Other tools in the box include:
- Nyquist subcarriers
- Soft-decision forward error correction (SD-FEC) gain sharing
- Matrix-enhanced phase shift keying (ME-PSK)
- High-gain SD-FEC
- Flexible channel spacing
Of particular note are ‘Nyquist subcarriers’. In a conventional super-channel, multiple coherent optical carriers are generated on a single PIC, with each laser producing a single modulated carrier. By using advanced pulse-shaping at the transmitter, each optical carrier can be split further into multiple subcarriers that are closely spaced (see figure above).
“The one-to-one association between laser and the wavelength was sacrosanct… until today,” said Mahajan. “Now we have a laser that’s able to emit different shades within itself, so that we can have subcarriers within that source.”
These co-called Nyquist subcarriers are squeezed together so that they fit into a 37.5GHz channel, but are far enough apart that they remain distinguishable at the receiver. The tightest possible frequency spacing is termed the Nyquist frequency; hence ‘Nyquist subcarriers’.
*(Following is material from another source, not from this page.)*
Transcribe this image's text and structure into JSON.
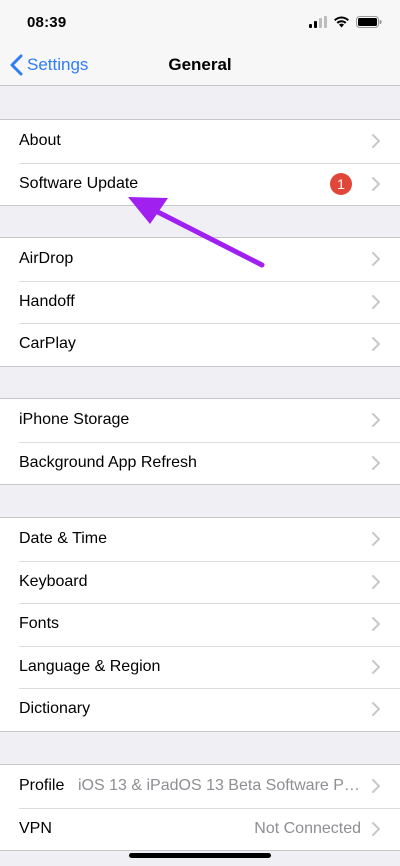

The result is an increase in the total number of carriers, which allows the same amount of information to be transmitted using a lower symbol rate per carrier. This will improve tolerance to non-linear effects in the optical fibre, thus increasing the long-haul transmission reach – something that has generally been compromised in the race towards higher linear data rates.
The reduction in symbol rate also translates into lower speed electronics, enabling overall system improvements without a need for ever-higher DSP sampling rates, according to Mahajan.
“The Nyquist subcarriers will enable the industry to move to terabits faster than what would have been possible with single carrier technology because now we have access to today’s electronics,” he stated. “Parallelism – more carriers with more parallel processes running on the DSP – is easier to do than putting more bits onto a single carrier.”
This technique has been investigated in academic circles for several years now, but Infinera hopes to be first to market with Nyquist subcarrier technology.